L’imprudence du titulaire d’une carte bancaire dans la conservation de son code confidentiel, n’exonère pas la banque de son devoir de vigilance.

 

Les faits : la banque a remis à Madame X une carte bancaire assortie d’une ouverture de crédit avec un découvert maximum autorisé de 200 €. Madame X se fait dérober sa carte bancaire. Elle dépose plainte.
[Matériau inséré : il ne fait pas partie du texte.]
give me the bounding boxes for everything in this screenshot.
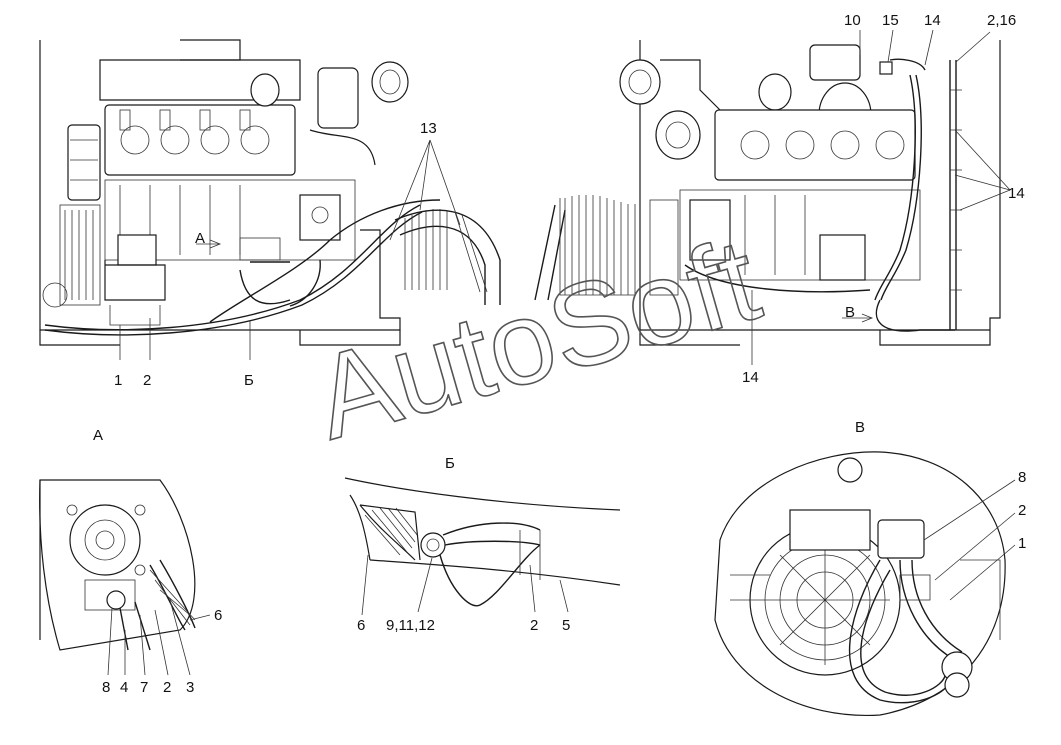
detail-b bbox=[344, 477, 621, 616]
label-detail-b-9-11-12: 9,11,12 bbox=[386, 617, 435, 634]
label-top-left-1: 1 bbox=[114, 372, 122, 389]
label-top-left-a: А bbox=[195, 230, 205, 247]
label-top-right-14a: 14 bbox=[924, 12, 941, 29]
view-title-b: Б bbox=[445, 455, 455, 472]
label-detail-b-2: 2 bbox=[530, 617, 538, 634]
callout-labels: 1 2 Б А 13 10 15 14 2,16 14 14 В А Б В 6… bbox=[93, 12, 1026, 696]
label-top-left-2: 2 bbox=[143, 372, 151, 389]
label-top-right-14b: 14 bbox=[1008, 185, 1025, 202]
label-detail-v-1: 1 bbox=[1018, 535, 1026, 552]
label-top-left-b: Б bbox=[244, 372, 254, 389]
label-detail-a-7: 7 bbox=[140, 679, 148, 696]
detail-a bbox=[39, 479, 211, 676]
detail-v bbox=[714, 451, 1016, 717]
label-detail-v-2: 2 bbox=[1018, 502, 1026, 519]
label-top-right-2-16: 2,16 bbox=[987, 12, 1016, 29]
view-title-a: А bbox=[93, 427, 103, 444]
label-detail-v-8: 8 bbox=[1018, 469, 1026, 486]
label-top-right-10: 10 bbox=[844, 12, 861, 29]
label-detail-a-4: 4 bbox=[120, 679, 128, 696]
watermark-text: AutoSoft bbox=[301, 213, 772, 465]
label-top-right-15: 15 bbox=[882, 12, 899, 29]
label-detail-b-5: 5 bbox=[562, 617, 570, 634]
label-top-right-14c: 14 bbox=[742, 369, 759, 386]
view-title-v: В bbox=[855, 419, 865, 436]
label-detail-a-3: 3 bbox=[186, 679, 194, 696]
engine-right-view bbox=[534, 29, 1011, 365]
engine-left-view bbox=[39, 39, 501, 360]
label-top-left-13: 13 bbox=[420, 120, 437, 137]
label-detail-a-6: 6 bbox=[214, 607, 222, 624]
label-detail-a-2: 2 bbox=[163, 679, 171, 696]
label-detail-b-6: 6 bbox=[357, 617, 365, 634]
label-top-right-v: В bbox=[845, 304, 855, 321]
label-detail-a-8: 8 bbox=[102, 679, 110, 696]
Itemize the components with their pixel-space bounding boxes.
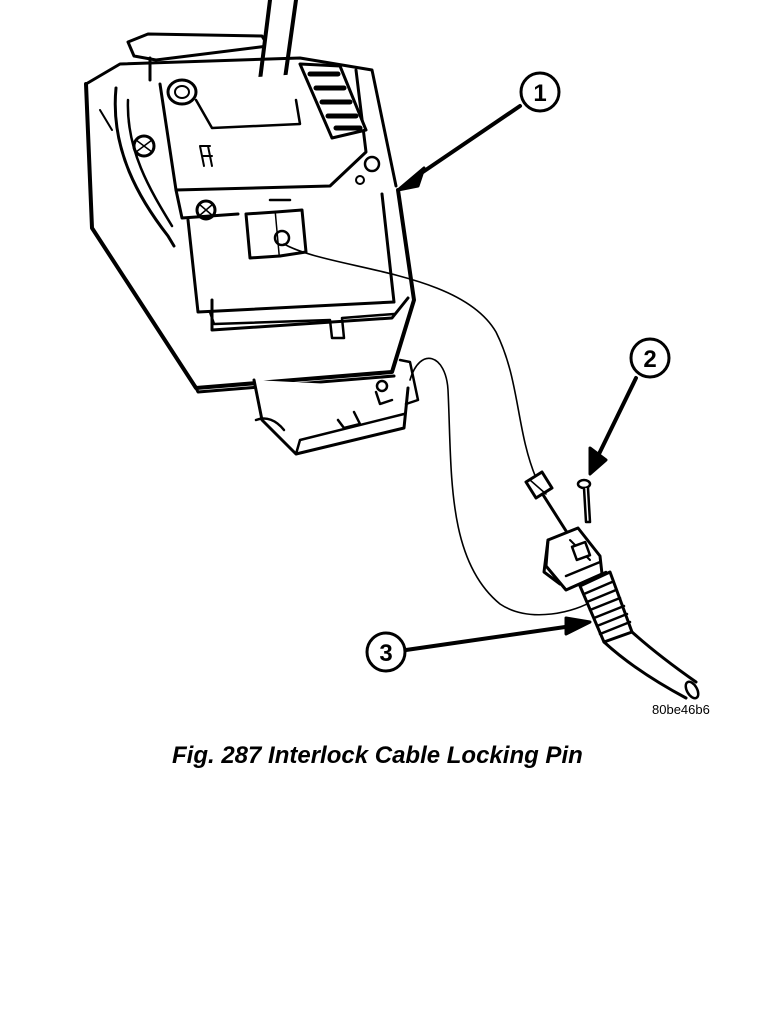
cable-connector [542,526,608,592]
callout-3-label: 3 [379,640,392,667]
gear-indicator-slots [298,62,368,140]
shifter-housing [84,0,420,456]
figure-reference-code: 80be46b6 [652,702,710,717]
callout-3: 3 [365,616,592,673]
cable-sheath [602,630,700,700]
cable-boot [578,570,634,644]
figure-caption: Fig. 287 Interlock Cable Locking Pin [172,742,583,769]
housing-bolts [132,134,381,221]
interlock-cable-diagram: 1 2 3 [84,0,700,700]
locking-pin [576,478,592,524]
cable-end-fitting [524,470,554,500]
callout-1-label: 1 [533,80,546,107]
lower-mounting-bracket [252,358,420,456]
interlock-cable [283,243,595,616]
callout-1: 1 [396,71,561,192]
callout-2-label: 2 [643,346,656,373]
callout-2: 2 [588,337,671,476]
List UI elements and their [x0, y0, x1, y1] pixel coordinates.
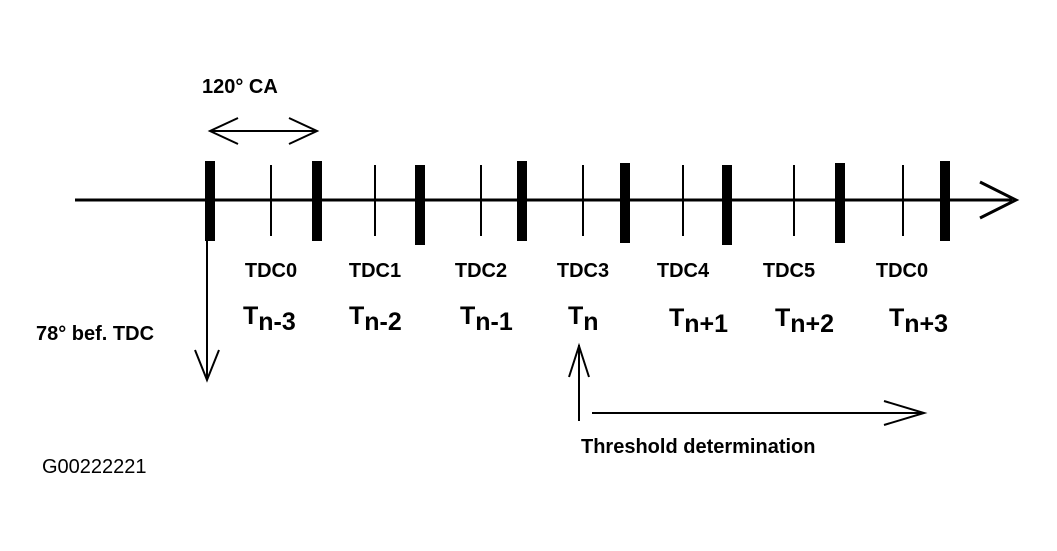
t-label-base: T — [568, 302, 583, 330]
angle-span-arrowhead-left — [207, 117, 239, 145]
t-label: Tn-1 — [460, 302, 513, 336]
time-axis-arrowhead — [979, 180, 1020, 220]
segment-marker — [722, 165, 732, 245]
tdc-label: TDC0 — [876, 260, 928, 282]
tdc-label: TDC3 — [557, 260, 609, 282]
t-label-base: T — [889, 304, 904, 332]
threshold-up-arrowhead — [568, 342, 590, 378]
tdc-label: TDC2 — [455, 260, 507, 282]
tdc-label: TDC5 — [763, 260, 815, 282]
t-label-base: T — [349, 302, 364, 330]
t-label: Tn+2 — [775, 304, 834, 338]
t-label: Tn+1 — [669, 304, 728, 338]
tdc-ticks — [270, 165, 904, 236]
t-label-base: T — [460, 302, 475, 330]
t-label-base: T — [669, 304, 684, 332]
t-label: Tn-3 — [243, 302, 296, 336]
segment-marker — [205, 161, 215, 241]
start-down-arrowhead — [194, 349, 220, 383]
t-label-sub: n+2 — [790, 310, 834, 338]
segment-marker — [940, 161, 950, 241]
angle-span-arrowhead-right — [288, 117, 320, 145]
angle-span-label: 120° CA — [202, 76, 278, 98]
segment-marker — [312, 161, 322, 241]
threshold-label: Threshold determination — [581, 436, 815, 458]
tdc-label: TDC4 — [657, 260, 710, 282]
segment-marker — [415, 165, 425, 245]
segment-markers — [205, 161, 950, 245]
t-label-base: T — [775, 304, 790, 332]
segment-marker — [835, 163, 845, 243]
t-labels: Tn-3 Tn-2 Tn-1 Tn Tn+1 Tn+2 Tn+3 — [243, 302, 948, 338]
t-label-sub: n+3 — [904, 310, 948, 338]
t-label-sub: n-1 — [475, 308, 513, 336]
t-label: Tn+3 — [889, 304, 948, 338]
tdc-labels: TDC0 TDC1 TDC2 TDC3 TDC4 TDC5 TDC0 — [245, 260, 928, 282]
start-label: 78° bef. TDC — [36, 323, 154, 345]
segment-marker — [620, 163, 630, 243]
tdc-label: TDC0 — [245, 260, 297, 282]
t-label-base: T — [243, 302, 258, 330]
segment-marker — [517, 161, 527, 241]
t-label: Tn-2 — [349, 302, 402, 336]
tdc-label: TDC1 — [349, 260, 401, 282]
t-label-sub: n — [583, 308, 598, 336]
t-label-sub: n+1 — [684, 310, 728, 338]
threshold-right-arrowhead — [883, 400, 928, 426]
figure-id: G00222221 — [42, 456, 147, 478]
t-label-sub: n-2 — [364, 308, 402, 336]
t-label-sub: n-3 — [258, 308, 296, 336]
t-label: Tn — [568, 302, 599, 336]
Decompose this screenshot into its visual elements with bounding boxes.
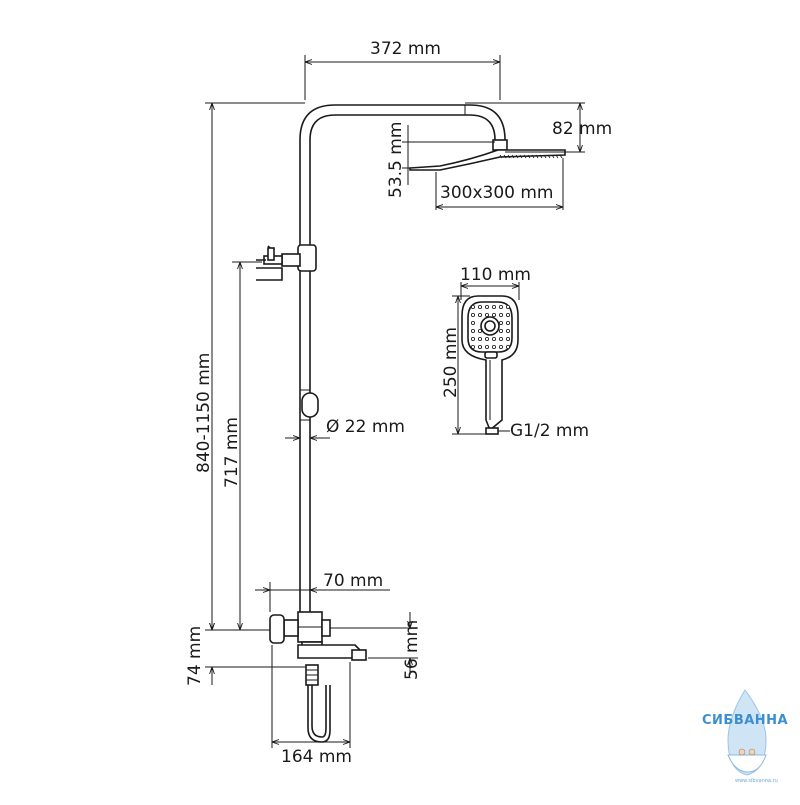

La banque lui demande le paiement de l’ensemble des sommes débitées sur son compte à la suite de l’utilisation de la carte bancaire et de son code confidentiel.

 

La Cour d’Appel condamne Madame X à payer à la banque le montant des sommes débitées frauduleusement entre le vol et le dépôt de plainte, considérant que toute imprudence du titulaire dans la conservation du numéro de code engage sa responsabilité et la négligence dans le suivi de son compte par la banque pour s’exonérer du paiement de ces sommes ne peut pas être retenue.

 

La Cour d’Appel appliquant le contrat d’ouverture de compte retient que l’imprudence commise par Madame X dans la conservation du code confidentiel engage sa responsabilité, si bien que celle-ci ne peut pas se prévaloir des dispositions de l’article L.132-3 du Code Monétaire et Financier qui limite à 150 € le montant de la perte supportée par le titulaire en cas de perte ou de vol de la carte avant sa mise en opposition.

 

La Cour de cassation dans son Arrêt du 1er mars 2016 casse l’Arrêt rendu par la Cour d’Appel et réaffirme les principes déjà posés en 2012 quant à la notion de faute lourde du titulaire de la carte engageant sa responsabilité et sur le devoir de vigilance dont est tenu le banquier alors même que le titulaire de la carte a commis une imprudence dans la conservation de son code confidentiel (Cour de cassation Chambre Commerciale, 1er mars 2016 n° de pourvoi 14-22.946) :

 

®    L’utilisation de la carte par un tiers avec composition du code confidentiel ne constitue pas une faute lourde.

 

La Cour de cassation avait déjà admis que le porteur de carte bancaire commet une faute d’imprudence grave en abandonnant sans surveillance son sac contenant notamment sa carte bancaire (Cour de cassation Chambre Commerciale, 18 mai 2005).

 

La Cour de cassation avait également jugé qu’avait commis une faute engageant sa responsabilité permettant à la banque de laisser à la charge du porteur l’entier préjudice, le porteur qui avait laissé sa carte bancaire dans la boîte à gants de son véhicule même fermé à clé, dans la mesure où les clés de ce véhicule certes garé dans l’enceinte de l’entreprise, étaient accrochées à un tableau en un lieu aisément accessible et non contrôlé (Cour d’Appel de Rennes 10 novembre 2006).

 

®    L’imprudence du titulaire de la carte dans la conservation de son code confidentiel n’exonère pas la banque de son devoir de vigilance.

 

La Cour de cassation réitère le principe qu’elle avait posé en 2012, en considérant que la Cour d’Appel a légalement justifié sa décision dès lors que le compte du titulaire, étant un compte d’entrepreneur aux nombreux mouvements, était largement créditeur et son fonctionnement ne faisait pas ressortir d’anomalie apparente.